Here are what some of the key states are doing, regarding the rollout of rideshare regulations:
California
Aside from Colorado, California, one of the first states to bring in rideshare regulations, has one of the strictest frameworks.
It requires:
- Mandatory background checks for all drivers
- High insurance requirements—up to $1-million liability coverage during active rides
- Annual vehicle inspections
Texas
Texas takes a similar approach, but relies more heavily on company compliance.
It mandates:
- Background driver checks, including criminal and driving history
- A similar insurance structure to California (up to $1 million during rides)
The American Judicial System states that rideshare companies must perform background checks on drivers, including reviews of driving records and criminal history.
New York
New York’s rules are significantly tougher in New York City.
- Drivers must get a special license from the Taxi and Limousine Commission
- They must also carry commercial insurance
NYC also has some of the highest liability coverage requirements in the country, reaching up to $1.5 million.
A Potential Model for National Policy
Supporters of Colorado’s new rideshare safety law say it could serve as a template for other states grappling with similar concerns about rideshare safety.
The issue has gained prominence in recent years, with lawmakers citing reports of assaults, accidents, and impersonation cases as evidence that stronger oversight is needed.
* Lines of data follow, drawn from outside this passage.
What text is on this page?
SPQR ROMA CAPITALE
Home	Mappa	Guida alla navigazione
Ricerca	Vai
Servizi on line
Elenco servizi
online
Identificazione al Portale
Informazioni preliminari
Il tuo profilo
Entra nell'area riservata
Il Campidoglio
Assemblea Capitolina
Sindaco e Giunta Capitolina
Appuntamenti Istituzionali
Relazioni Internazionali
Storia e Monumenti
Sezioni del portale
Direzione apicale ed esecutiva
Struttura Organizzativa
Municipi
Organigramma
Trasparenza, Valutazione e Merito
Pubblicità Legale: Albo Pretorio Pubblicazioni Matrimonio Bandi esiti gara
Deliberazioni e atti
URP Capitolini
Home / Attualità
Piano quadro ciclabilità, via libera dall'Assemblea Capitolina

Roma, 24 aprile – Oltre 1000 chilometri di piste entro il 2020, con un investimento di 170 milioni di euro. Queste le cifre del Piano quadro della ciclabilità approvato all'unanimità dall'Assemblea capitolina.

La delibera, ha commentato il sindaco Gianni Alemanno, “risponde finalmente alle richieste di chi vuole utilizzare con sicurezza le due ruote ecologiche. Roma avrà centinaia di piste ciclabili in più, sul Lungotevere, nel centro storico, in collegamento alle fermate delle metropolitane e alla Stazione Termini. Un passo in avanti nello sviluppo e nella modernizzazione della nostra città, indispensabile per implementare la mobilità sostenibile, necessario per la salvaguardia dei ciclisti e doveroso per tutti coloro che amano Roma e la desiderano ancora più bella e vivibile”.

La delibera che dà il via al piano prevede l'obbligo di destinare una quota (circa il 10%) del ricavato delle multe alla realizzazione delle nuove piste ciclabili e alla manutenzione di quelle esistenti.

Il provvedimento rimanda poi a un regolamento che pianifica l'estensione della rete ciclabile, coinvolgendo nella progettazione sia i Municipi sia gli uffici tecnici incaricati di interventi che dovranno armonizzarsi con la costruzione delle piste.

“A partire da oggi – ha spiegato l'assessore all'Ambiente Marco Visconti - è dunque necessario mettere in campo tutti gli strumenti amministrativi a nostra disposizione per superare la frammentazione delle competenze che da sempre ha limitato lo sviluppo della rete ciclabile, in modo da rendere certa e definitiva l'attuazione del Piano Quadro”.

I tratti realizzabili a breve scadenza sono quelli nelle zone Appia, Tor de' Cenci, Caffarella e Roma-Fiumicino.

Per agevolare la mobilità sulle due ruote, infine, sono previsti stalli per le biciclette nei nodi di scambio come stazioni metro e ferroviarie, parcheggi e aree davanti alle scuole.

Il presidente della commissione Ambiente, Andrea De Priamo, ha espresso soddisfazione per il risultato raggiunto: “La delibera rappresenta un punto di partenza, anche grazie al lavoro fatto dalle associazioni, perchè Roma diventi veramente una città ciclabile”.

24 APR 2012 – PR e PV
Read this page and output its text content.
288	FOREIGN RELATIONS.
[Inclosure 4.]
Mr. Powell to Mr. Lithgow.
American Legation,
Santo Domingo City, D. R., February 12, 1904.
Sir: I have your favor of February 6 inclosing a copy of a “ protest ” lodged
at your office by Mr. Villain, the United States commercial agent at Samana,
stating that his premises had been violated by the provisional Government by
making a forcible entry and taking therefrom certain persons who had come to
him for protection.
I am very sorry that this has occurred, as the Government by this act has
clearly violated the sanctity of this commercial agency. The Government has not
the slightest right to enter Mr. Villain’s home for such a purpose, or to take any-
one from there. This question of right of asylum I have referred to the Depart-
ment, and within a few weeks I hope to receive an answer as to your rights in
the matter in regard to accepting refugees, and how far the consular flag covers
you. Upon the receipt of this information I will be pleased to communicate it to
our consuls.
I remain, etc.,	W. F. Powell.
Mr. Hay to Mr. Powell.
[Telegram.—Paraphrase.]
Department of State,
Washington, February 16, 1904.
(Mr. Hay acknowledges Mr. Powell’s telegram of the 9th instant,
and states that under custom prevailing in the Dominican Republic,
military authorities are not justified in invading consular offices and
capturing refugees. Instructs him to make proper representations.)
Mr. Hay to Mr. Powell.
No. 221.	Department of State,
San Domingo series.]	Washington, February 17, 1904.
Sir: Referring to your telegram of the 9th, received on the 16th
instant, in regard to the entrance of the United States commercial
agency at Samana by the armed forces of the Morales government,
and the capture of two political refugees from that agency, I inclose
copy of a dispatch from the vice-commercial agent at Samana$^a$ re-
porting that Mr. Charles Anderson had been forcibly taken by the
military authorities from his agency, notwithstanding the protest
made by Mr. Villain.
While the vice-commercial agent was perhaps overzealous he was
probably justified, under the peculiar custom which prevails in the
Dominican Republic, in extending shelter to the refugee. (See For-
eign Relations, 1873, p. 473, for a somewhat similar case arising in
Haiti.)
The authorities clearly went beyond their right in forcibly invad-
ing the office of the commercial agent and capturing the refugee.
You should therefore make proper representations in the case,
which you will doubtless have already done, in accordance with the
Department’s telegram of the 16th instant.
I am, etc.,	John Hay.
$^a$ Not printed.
At the same time, pushback from the industry over “unworkable regulations” shows how hard it is to balance safety with keeping rideshare services available.
The Key Takeaway
Colorado’s new law signals a shift toward stricter oversight of rideshare companies while highlighting the fragmented nature of rideshare regulation across the country. Whether it remains an outlier or becomes a model for other states could help shape the next phase of rideshare safety policy in the United States.